For WordPerfect's many government and legal clients, WordPerfect Office X5 is the best upgrade in years; but for home and SOHO users, it's not an essential upgrade from previous versions.

Google Docs/Google Apps
Google Docs: Free/Google Apps: $50 per year per user

Google Docs is good enough for uncomplicated documents and worksheets, especially when a group of people need to make changes in a document, but not so much for serious work. It also has the built-in security and reliability risks of all cloud-based services.

iWork '09
$79 (direct)

Apple's productivity suite isn't yet a replacement for Microsoft Office for the Mac, but iWork '09 offers a terrific set of programs for light word processing and medium-to-heavy spreadsheet use. And the stellar Keynote presentation app leaves the competition in the dust.

Microsoft Office 2007
$399 (street, for Professional)

Office is like the weather—you can't get away from it—but the 2007 version combines power, ease of use, and visual clarity in ways that leave earlier versions far behind. If money's you're happy with Office 2007, you might want to stick with it, unless you truly need one of the new features in Office 2010.

Microsoft Office 2008 for Mac
$399 (list)

A disappointing upgrade, with almost no must-have improvements. Stick with Office 2004 unless you absolutely need some feature of the new version.

Microsoft Office 2010
$499 (direct, for the full Professional Version)

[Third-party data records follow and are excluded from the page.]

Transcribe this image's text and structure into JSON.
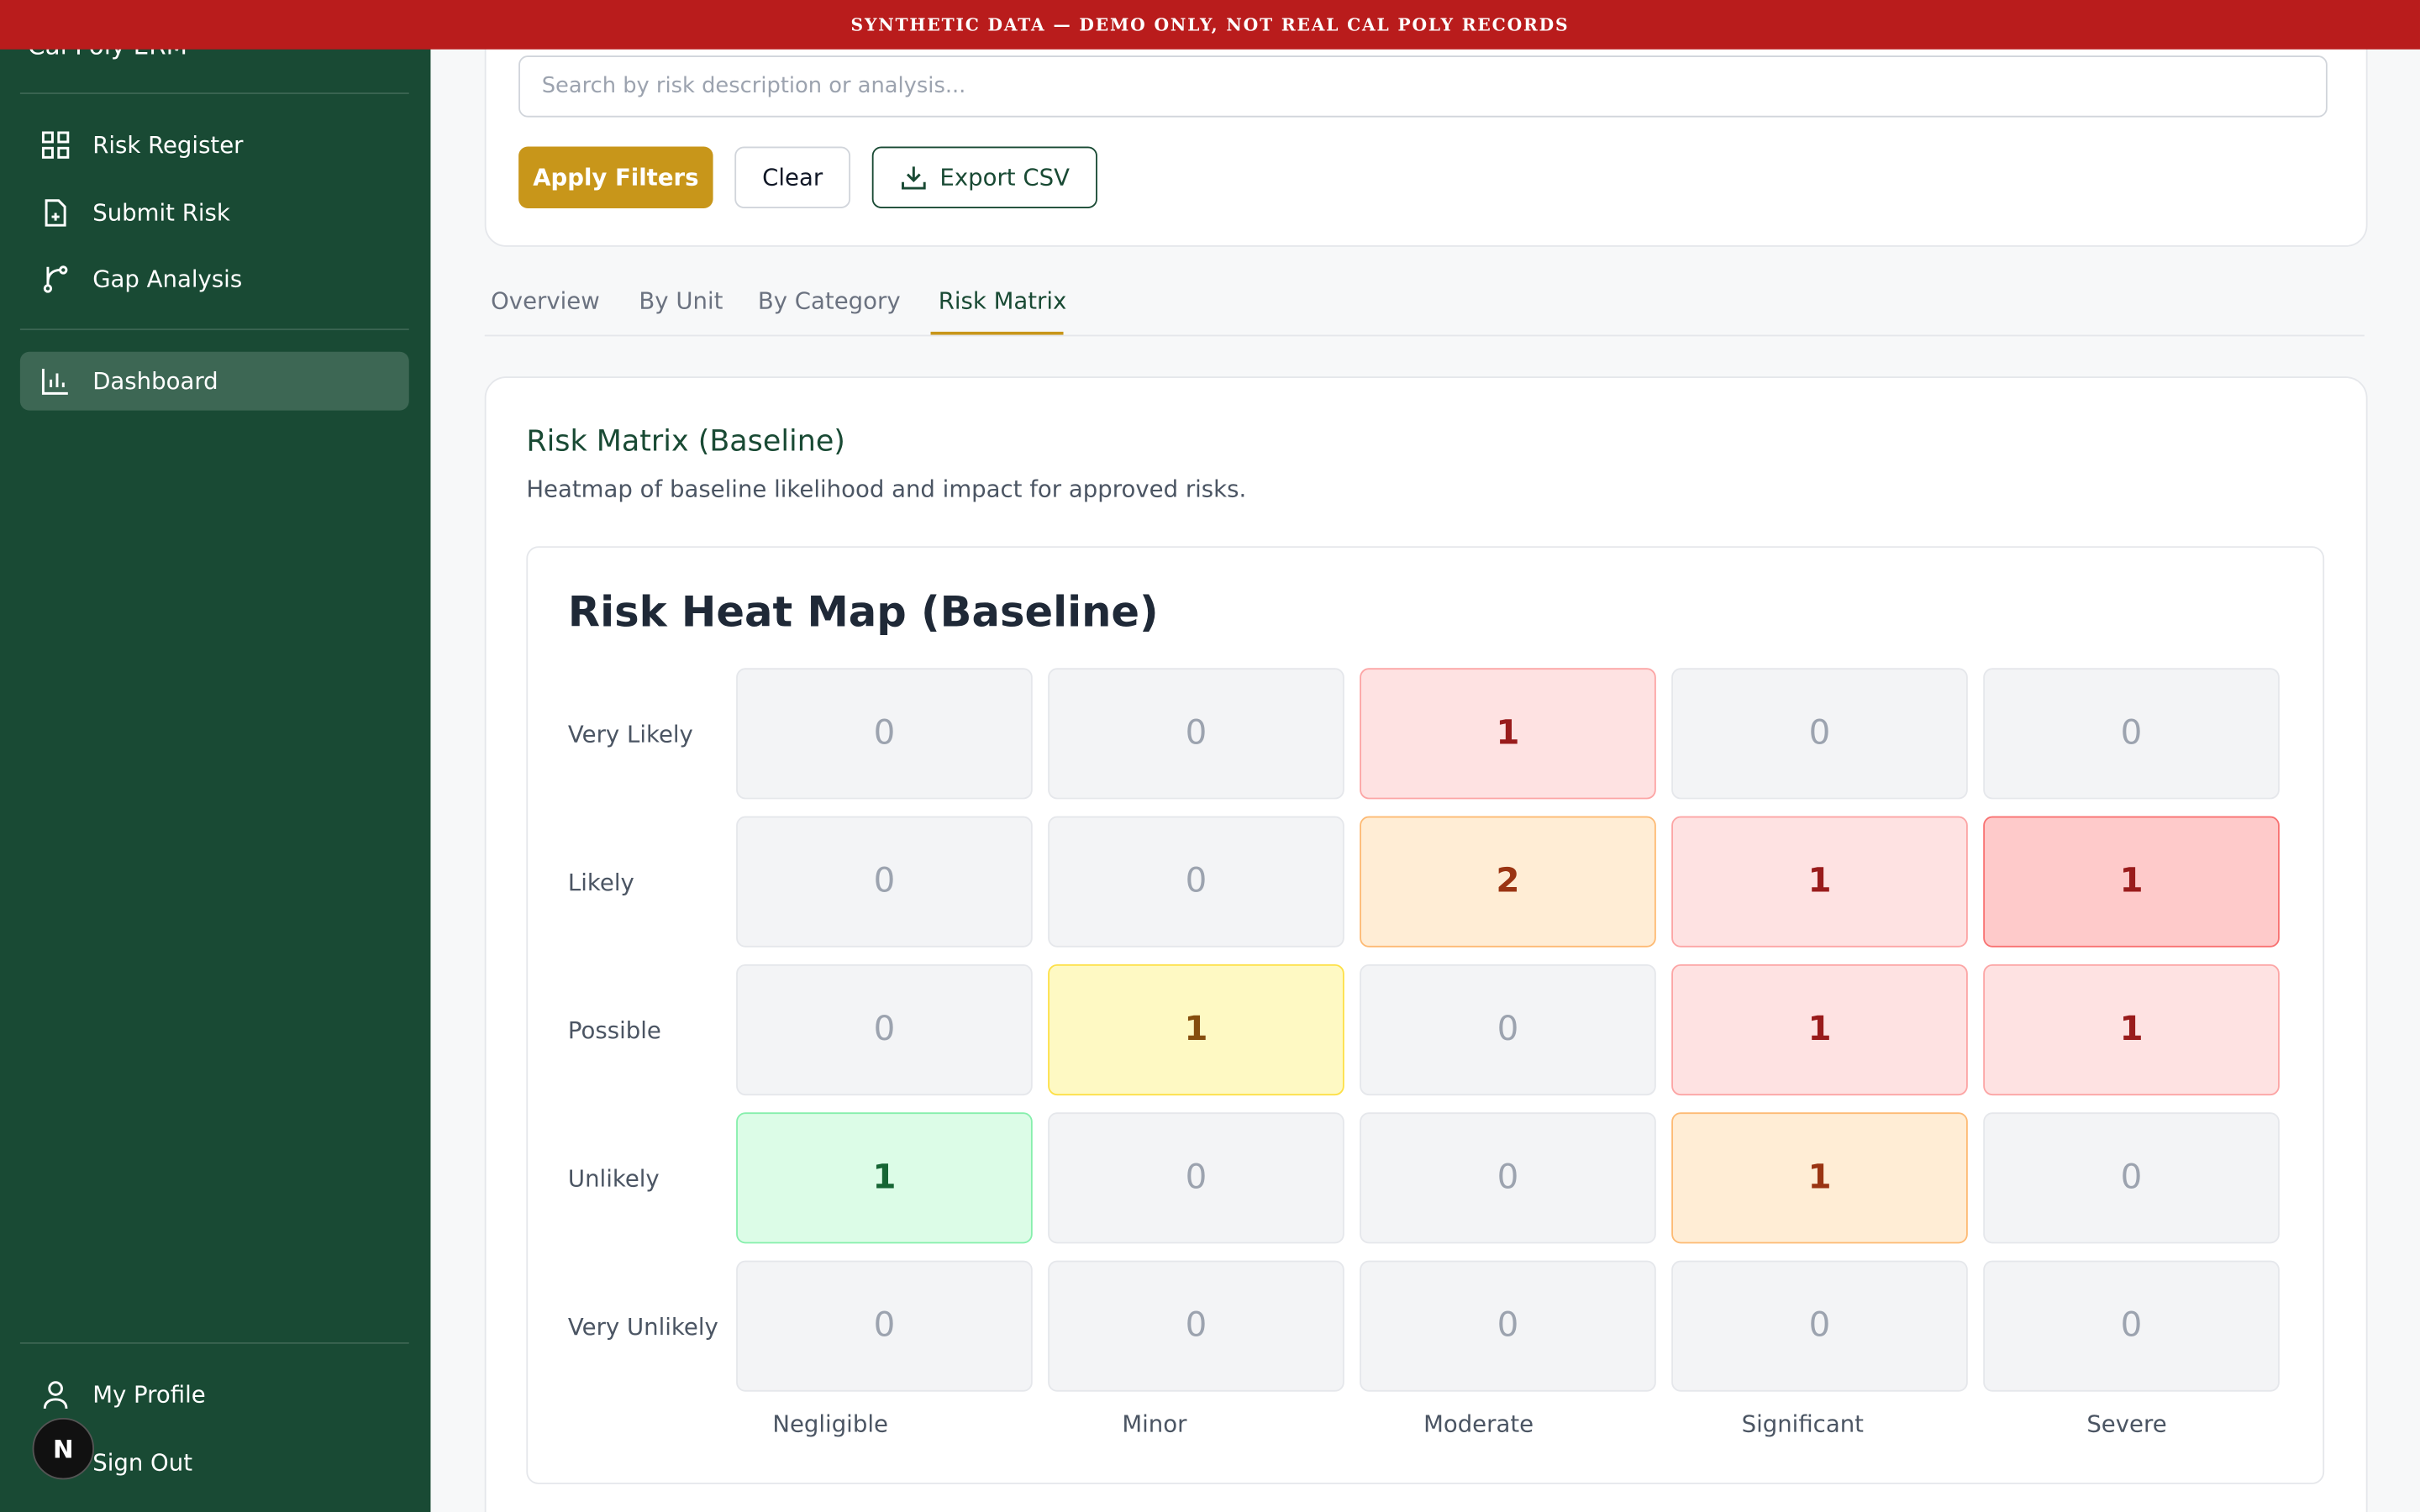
{
  "banner": "SYNTHETIC DATA — DEMO ONLY, NOT REAL CAL POLY RECORDS",
  "sidebar": {
    "brand": "Cal Poly ERM",
    "nav": [
      "Risk Register",
      "Submit Risk",
      "Gap Analysis",
      "Dashboard"
    ],
    "footer": [
      "My Profile",
      "Sign Out"
    ],
    "avatar": "N"
  },
  "filters": {
    "search_placeholder": "Search by risk description or analysis...",
    "buttons": [
      "Apply Filters",
      "Clear",
      "Export CSV"
    ]
  },
  "tabs": [
    "Overview",
    "By Unit",
    "By Category",
    "Risk Matrix"
  ],
  "panel": {
    "title": "Risk Matrix (Baseline)",
    "subtitle": "Heatmap of baseline likelihood and impact for approved risks.",
    "heatmap": {
      "title": "Risk Heat Map (Baseline)",
      "rows": [
        "Very Likely",
        "Likely",
        "Possible",
        "Unlikely",
        "Very Unlikely"
      ],
      "columns": [
        "Negligible",
        "Minor",
        "Moderate",
        "Significant",
        "Severe"
      ],
      "values": [
        [
          0,
          0,
          1,
          0,
          0
        ],
        [
          0,
          0,
          2,
          1,
          1
        ],
        [
          0,
          1,
          0,
          1,
          1
        ],
        [
          1,
          0,
          0,
          1,
          0
        ],
        [
          0,
          0,
          0,
          0,
          0
        ]
      ]
    }
  }
}
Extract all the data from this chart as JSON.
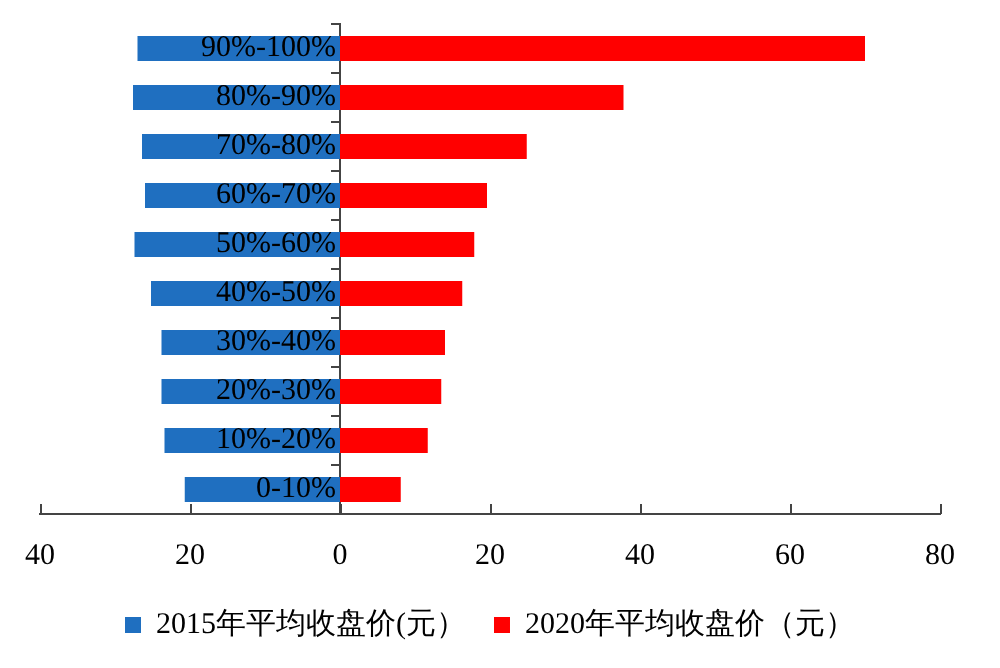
{
  "chart_data": {
    "type": "bar",
    "orientation": "horizontal",
    "categories": [
      "90%-100%",
      "80%-90%",
      "70%-80%",
      "60%-70%",
      "50%-60%",
      "40%-50%",
      "30%-40%",
      "20%-30%",
      "10%-20%",
      "0-10%"
    ],
    "series": [
      {
        "name": "2015年平均收盘价(元）",
        "color": "#1f6fc0",
        "values": [
          -27,
          -27.6,
          -26.4,
          -26,
          -27.4,
          -25.2,
          -23.8,
          -23.8,
          -23.4,
          -20.7
        ]
      },
      {
        "name": "2020年平均收盘价（元）",
        "color": "#ff0000",
        "values": [
          70,
          37.8,
          24.9,
          19.6,
          17.9,
          16.3,
          14,
          13.5,
          11.7,
          8.1
        ]
      }
    ],
    "xlim": [
      -40,
      80
    ],
    "xticks": [
      {
        "value": -40,
        "label": "40"
      },
      {
        "value": -20,
        "label": "20"
      },
      0,
      20,
      40,
      60,
      80
    ],
    "stacked": true,
    "grid": false,
    "legend": "bottom"
  }
}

Office 2010 is a dazzlingly attractive upgrade, but probably essential only for enterprise customers who need the new collaboration features.

OpenOffice.org
Free

OpenOffice.org is the best, cheapest desktop alternative to Microsoft Office, but there's no need to switch if you don't require open-source software and you've already paid for a copy of Microsoft's suite.

Zoho
Free

This smorgasbord of free online services has more functions than any other MS Office alternative, but that doesn't add up to a best-of-breed service.